US Magazine, July 1996, p. 71
Jewel Kilcher had to grow up fast. This is evident when, talking about her childhood, she self-consciously drops references to great thinkers during the conversation. "When I was in ninth grade, I realized after reading Kant and Pascal that I was not only smart, but curious," she says, knitting her eyebrows earnestly. "But Socrates isn't my god anymore. Pure reason is not based on the world."
Pure reason wasn't exactly based on her childhood, either. When Jewel (who goes by her first name only) was 8, her parents divorced and she moved with her father to Homer, Alaska, where they lived on an 800-acre homestead without electricity or running water. Taking her mother's place as her father's singing partner, Jewel performed folk songs in seedy bars all across the last frontier. It was during this time that Jewel was exposed to "drunk men in clubs hitting on women and how women would give themselves away," she says. Practicing five hours a day and spending her nights in bars didn't give Jewel much time to play with other kids. "I was with adults all the time," she says. "I was used to people talking to me like an adult. Kid talk was very difficult for me."
Even now, with her gold-selling debut album, Pieces of You, climbing the charts, Jewel, 27, still seems like a little girl trying hard to impress the adults. But if she sometimes exudes the confidence of a veteran in the music business and other times the innocence of a child, it's easy to see why. Her career has been as accelerated as her childhood.
When she was 18 and living in Southern California, Jewel was fired from a secretarial job because, she says, "I wouldn't sleep with the boss," so she started singing in a local coffee shop. She was living in her green Datsun station wagon at the time because she couldn't afford rent, but it wasn't long before she was discovered and signed by Atlantic Records.

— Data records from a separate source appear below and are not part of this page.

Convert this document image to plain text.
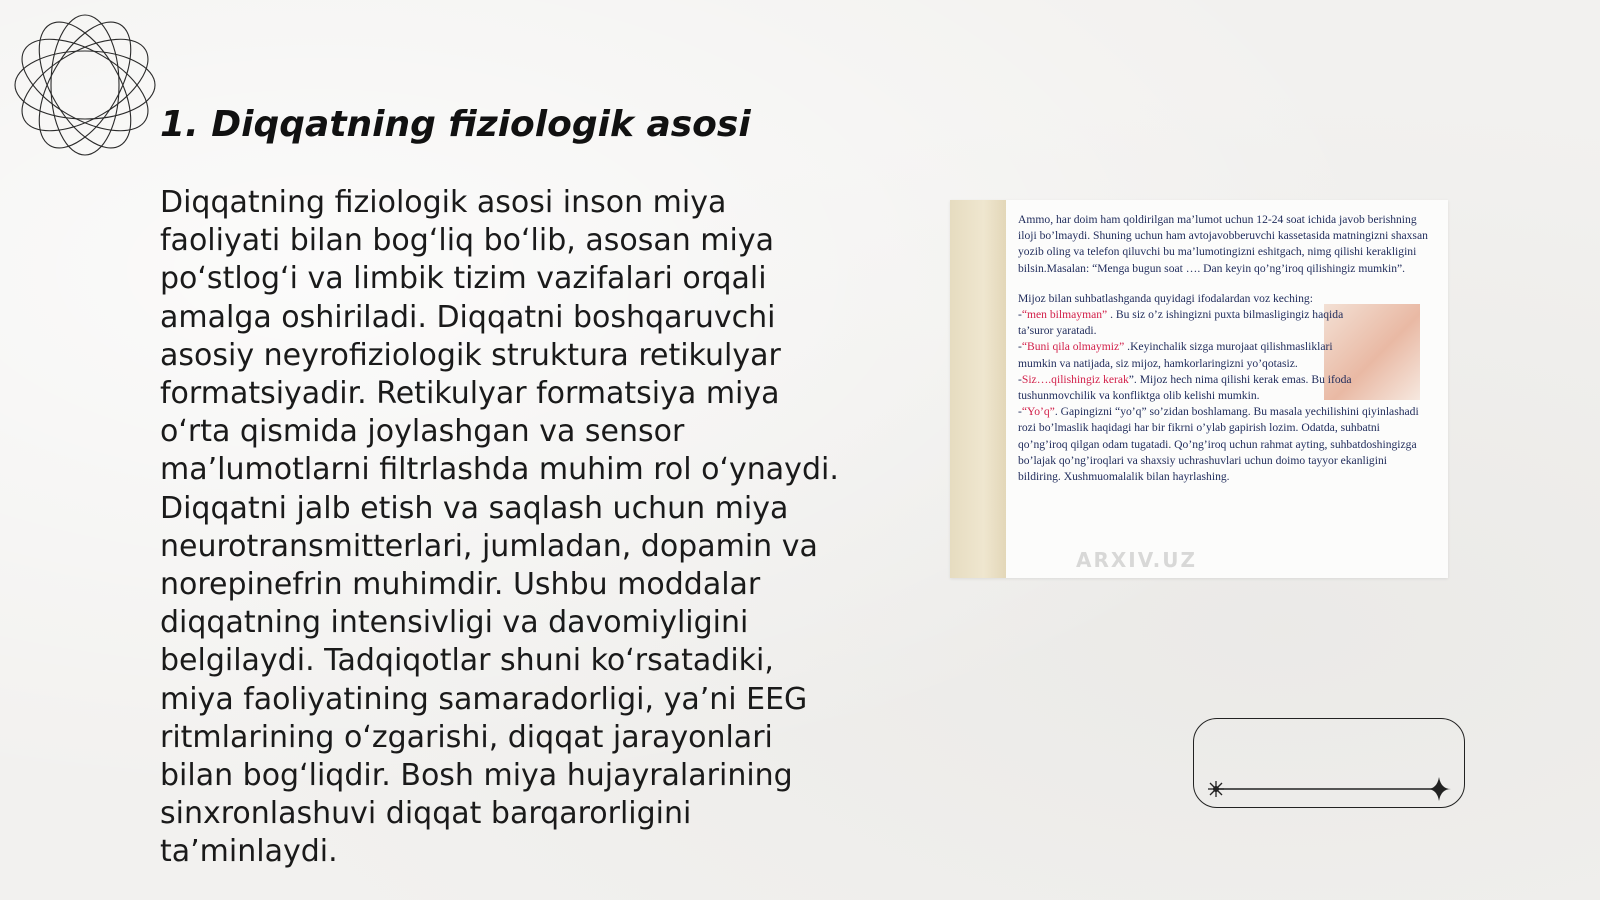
1. Diqqatning fiziologik asosi

Diqqatning fiziologik asosi inson miya faoliyati bilan bog‘liq bo‘lib, asosan miya po‘stlog‘i va limbik tizim vazifalari orqali amalga oshiriladi. Diqqatni boshqaruvchi asosiy neyrofiziologik struktura retikulyar formatsiyadir. Retikulyar formatsiya miya o‘rta qismida joylashgan va sensor ma’lumotlarni filtrlashda muhim rol o‘ynaydi. Diqqatni jalb etish va saqlash uchun miya neurotransmitterlari, jumladan, dopamin va norepinefrin muhimdir. Ushbu moddalar diqqatning intensivligi va davomiyligini belgilaydi. Tadqiqotlar shuni ko‘rsatadiki, miya faoliyatining samaradorligi, ya’ni EEG ritmlarining o‘zgarishi, diqqat jarayonlari bilan bog‘liqdir. Bosh miya hujayralarining sinxronlashuvi diqqat barqarorligini ta’minlaydi.

Ammo, har doim ham qoldirilgan ma’lumot uchun 12-24 soat ichida javob berishning iloji bo’lmaydi. Shuning uchun ham avtojavobberuvchi kassetasida matningizni shaxsan yozib oling va telefon qiluvchi bu ma’lumotingizni eshitgach, nimg qilishi kerakligini bilsin.Masalan: “Menga bugun soat …. Dan keyin qo’ng’iroq qilishingiz mumkin”.

Mijoz bilan suhbatlashganda quyidagi ifodalardan voz keching:
-“men bilmayman” . Bu siz o’z ishingizni puxta bilmasligingiz haqida ta’suror yaratadi.
-“Buni qila olmaymiz” .Keyinchalik sizga murojaat qilishmasliklari mumkin va natijada, siz mijoz, hamkorlaringizni yo’qotasiz.
-Siz….qilishingiz kerak”. Mijoz hech nima qilishi kerak emas. Bu ifoda tushunmovchilik va konfliktga olib kelishi mumkin.
-“Yo’q”. Gapingizni “yo’q” so’zidan boshlamang. Bu masala yechilishini qiyinlashadi rozi bo’lmaslik haqidagi har bir fikrni o’ylab gapirish lozim. Odatda, suhbatni qo’ng’iroq qilgan odam tugatadi. Qo’ng’iroq uchun rahmat ayting, suhbatdoshingizga bo’lajak qo’ng’iroqlari va shaxsiy uchrashuvlari uchun doimo tayyor ekanligini bildiring. Xushmuomalalik bilan hayrlashing.
ARXIV.UZ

Now, it seems, everything has fallen into place for Jewel. She was recently chosen to play Dorothy in a TNT presentation of The Wizard of Oz and asked by Melissa Etheridge to perform with her on VH1 Duets: and she's opened for Bob Dylan, who even let her tweak his nose. "I like to touch people's noses," she says nonchalantly, as if it's the most normal thing in the world. Everything about Jewel is just a little bit skewed, like the crooked tooth that transforms her fresh-faced blonde looks into something a little quirkier and more interesting. When she sings, her voice doesn't just follow the melody in a straight line but dips and soars all around it like an acrobat falling through the air, then somersaulting, then flying upward. Sometimes she'll even interrupt herself midsong, stopping her nonplussed band to regale the audience with one of her loopy ruminations - about how she used to think people's brains were balls of hair ("Senility means you're going bald") or how she wondered if looking at the moon too much would make her face "moon worn." At such times one is almost tempted to place one's fingers on her lips, like Dianne Wiest in Bullets Over Broadway, and exclaim, "Don't speak!" But while Jewel's universe may be slightly parallel to our own, it's still a fascinating place to visit.
Sometimes though, reality has a way of crashing into her world. She's a little freaked out when a teen-age fan obsequiously goes up to her, like a supplicant approaching a maharishi to be healed of his loneliness and adolescent pain, and asks her to dedicate a song to a boy he's pining for. Then there was Jewel's brief fling with Sean Penn, who decided to marry the mother of his children, Robin Wright, shortly after he and Jewel broke up. Penn, who directed the second video from her album, called Jewel after seeing her on Late Night With Conan O'Brien and took her to the Venice Film Festival with him. It was an experience that forced her to confront the price of fame. "We couldn't walk around because there were paparazzi everywhere," she remembers. "I just said, 'Jewel, what are you getting into?' Everywhere we walked, people stared. It gave me second thoughts." But Jewel doesn't like talking about it much. It's a subject that makes her bristle and snap shut like the lock on a teenager's diary. "Sean and I are really good friends," she says. "But I hate people focusing on it."
Although she's relatively mum on that subject, she's honest almost to a fault about other matters. "I don't think my album's that great," she confesses. " I think it's honest. It's a coffee-shop album." So what accounts for the record's healthy sales? "I just toured my ass off," she says. "My sales are purely from touring."
Singing songs like "I'm Sensitive" as the opening act for groups like the Ramones wasn't easy. "I wanted to kill myself after some shows," she says. Although she compares singing in a studio to "faking an orgasm," Jewel says that when she records her second album, she'll "be better at it this time." On her next effort, she promises, we'll see some "growth." Perhaps now she can take her time.■.
Al Weisel is the co-author, with Larry Frascella, of Live Fast, Die Young: The Wild Ride of Making Rebel Without a Cause, being published in October 2005.